Abstract Two vertices are said to be finitely connected if they belong to the same cluster and this cluster is finite. We derive sharp asymptotics for finite connection probabilities for supercritical Bernoulli bond percolation on Z2.
AbstractWe introduce the Wiener-Ito Chaos expansion and define the Skorohod integral and Malliavin Derivative. The Skorohod integral is a generalization of Ito integral and gives a different approach to defining the Malliavin Derivative. Finally, we state and prove the famous Clark-Ocone formula. If time permits, we some examples of Skorohod integrals and Malliavin Derivatives. All the materials can be found in the 2009 book, Malliavin Calculus for Levy Processes with Applications to Finance, by Oksendal et al.
Abstract For large unitary matrices, the number of eigenvalues in distinct shrinking intervals satisfies a central limit theorem, whose covariance structure is related to some branching processes. In this talk, we present these random matrix results, following works of Diaconis, Evans and Wieand, and show the strict analogue for the zeros of L-functions.
Abstract No meeting
Abstract No meeting
Abstract Given the family of maps from finite subsets of a metric space into Hilbert space, is it possible to extend each of these maps to the entire space so that the Lipschitz constants are bounded by the Lipschitz constant of the initial maps (and possibly some universal constant depending only on the metric space)? We give a sufficient characterization of the metric spaces for which such extensions are always possible and then relate it to the behavior of Markov chains on that space.
Abstract We introduce First Passage Percolation model and its basic results. Then we focus on the structure of the optimal path, more precisely on the inequalities involving the longitudinal fluctuation exponent and the transversal fluctuation exponent.
Abstract In this talk I will introduce some of the basic ideas and problems in random matrix theory.
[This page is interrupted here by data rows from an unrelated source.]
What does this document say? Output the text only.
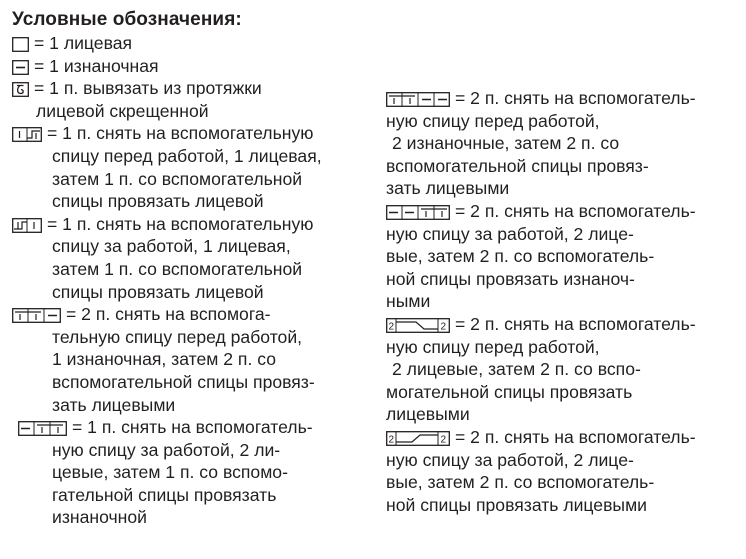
Условные обозначения:
= 1 лицевая
= 1 изнаночная
= 1 п. вывязать из протяжки
лицевой скрещенной
= 1 п. снять на вспомогательную
спицу перед работой, 1 лицевая,
затем 1 п. со вспомогательной
спицы провязать лицевой
= 1 п. снять на вспомогательную
спицу за работой, 1 лицевая,
затем 1 п. со вспомогательной
спицы провязать лицевой
= 2 п. снять на вспомога-
тельную спицу перед работой,
1 изнаночная, затем 2 п. со
вспомогательной спицы провяз-
зать лицевыми
= 1 п. снять на вспомогатель-
ную спицу за работой, 2 ли-
цевые, затем 1 п. со вспомо-
гательной спицы провязать
изнаночной
= 2 п. снять на вспомогатель-
ную спицу перед работой,
2 изнаночные, затем 2 п. со
вспомогательной спицы провяз-
зать лицевыми
= 2 п. снять на вспомогатель-
ную спицу за работой, 2 лице-
вые, затем 2 п. со вспомогатель-
ной спицы провязать изнаноч-
ными
2	2 = 2 п. снять на вспомогатель-
ную спицу перед работой,
2 лицевые, затем 2 п. со вспо-
могательной спицы провязать
лицевыми
2	2 = 2 п. снять на вспомогатель-
ную спицу за работой, 2 лице-
вые, затем 2 п. со вспомогатель-
ной спицы провязать лицевыми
In particular I will study the eigenvalue distribution for symmetric matrices with Gaussian i.i.d. entries and, via a version of the moments method, prove that this distribution converges to the famous Wigner semi-circle. More general results will follow from the method of proof.
Abstract: Invasion Percolation in 2D.
Abstract I'll talk about Erdos-Renyi random graphs G(n,p) and the phase transition that occurs at p = 1/n. We'll use three branching process models to estimate the sizes of the largest connected components in the graph in five regions of the evolution from p < 1/n to p > 1/n and show how a giant component emerges.
Limit theorems for Random Variables with Slowly Varying Tails
Abstract: We will cover some results about random variables with slowly varying tails, connecting them to dynamics of Spin Glasses Systems.
Let's go to Columbia to the Probability Seminar!
Brownian Excursion view on Riemann Theta
Abstract: The relation between probability laws of Brownian Excursion and Riemann Theta function will be established. Sketches of main results and various version of Riemann Hypothesis will be reviewed. The talk is based on: http://arxiv.org/abs/math/9912170
Continuum Random Tree
Abstract: We will study the scaling limits of a uniform random tree.
Antonio Auffinger and Ivan Corwin
Abstract: This talk will be based on Sourav Chatterjee's Ph.D. thesis. We will give a brief introduction on how to use Stein's method to get concentration inequalities. As an application, we will get concentration bounds for the magnetization on the Curie-Weiss model and concetration for the number of fixed points of a random permutation.